When children are overtired, their brains are less able to manage frustration, transitions or disappointment. That is not a character flaw. It is biology. Sleep supports the brain systems that help kids pause, cope and recover. Without enough sleep, the ‘big feelings’ show up faster and last longer.

And parents are no different. When us adults are sleep deprived, we have less patience, less perspective and less flexibility. Our fuse is shorter. We can interpret normal kid behaviour as defiance or disrespect, when actually it is developmentally appropriate behaviour. It’s simply that our exhausted nervous system can’t cope with it. This is why great sleep is not just a bonus. It is a parenting tool.

When parents are rested, they can respond instead of react. They can hold boundaries without escalating. They can be consistent without feeling like they are white-knuckling their way through the day. They have more energy to be playful, creative and connective with their kids and each other. Better sleep changes the whole day, not just the night.

Parents often measure sleep success by nights alone: ‘Did they wake up?’ ‘Did they stay in bed?’ ‘Did we have to go in?’ But the biggest payoff often shows up during the day.

A well-rested child typically:

  • Has fewer meltdowns and bounces back faster.
  • Handles transitions more smoothly (getting in the car, leaving the park, bedtime).
  • Is less impulsive and more cooperative.
  • Eats better and has steadier energy.
  • Has an easier time learning and focusing.

A well-rested parent typically:

  • Has more bandwidth for connection and play.
  • Communicates more calmly and confidently.
  • Feels less resentful and less overwhelmed.
  • Recovers faster after hard moments.

Better sleep does not make parenting effortless. But it raises your baseline. It helps you show up as the parent you want to be more often.

Connection and family culture

One of the most overlooked benefits of sleep is how much it impacts family relationships. When families are tired, everything becomes more transactional. We become managers. We rush through routines. We spend more time correcting and less time connecting, not because we do not care, but because we are depleted.

When everyone is more rested, warmth comes back online. You laugh more. You have more patience for the slow moments. You can enjoy your child instead of just getting through the day. Even siblings tend to fight less when the household is not running on fumes.

This is why I often say sleep is a family value. Not in a rigid way, but in a ‘this is how we care for ourselves and each other’ way.

How sleep struggles develop

Sleep issues often start with kids, but they ripple outward. For many families, the sleep disruption begins in infancy. That is normal: babies wake, bodies are recovering, everything is new.

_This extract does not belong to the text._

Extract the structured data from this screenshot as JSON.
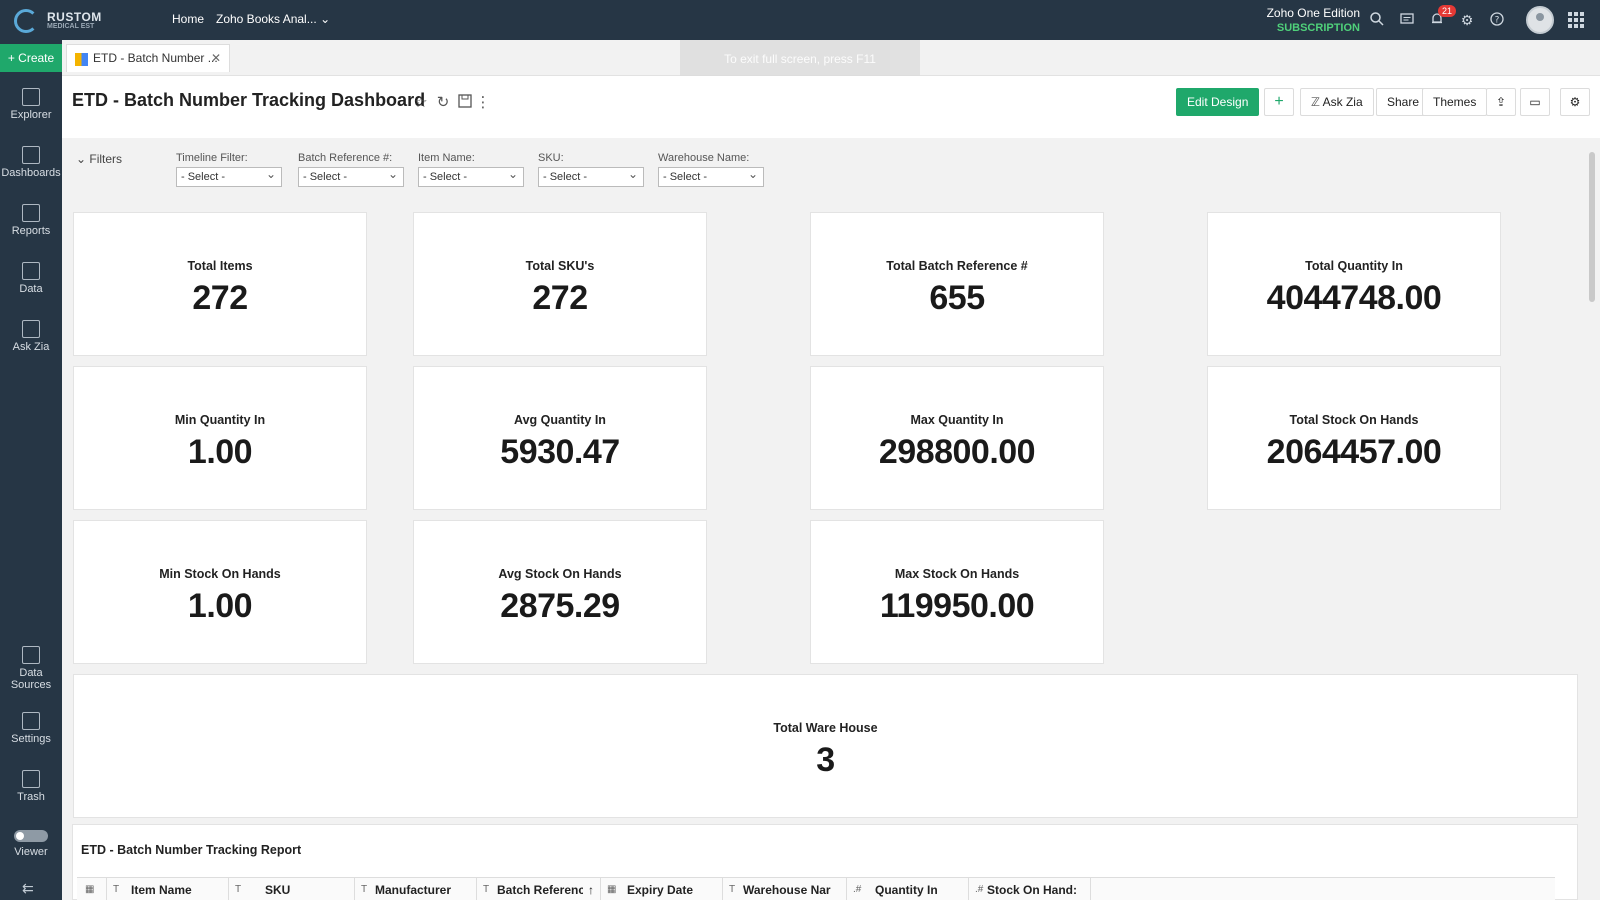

But sometimes the disruption does not resolve on its own. Sleep becomes fragmented for months or years, and the family adjusts by lowering expectations, relying on survival strategies and telling themselves it is just a phase.

Meanwhile, the ripple effects build: more irritability, more conflict, more anxiety, less patience, less joy.

The good news is that improving a child’s sleep often improves everyone’s sleep. And that is where you start seeing the family-wide benefits quickly.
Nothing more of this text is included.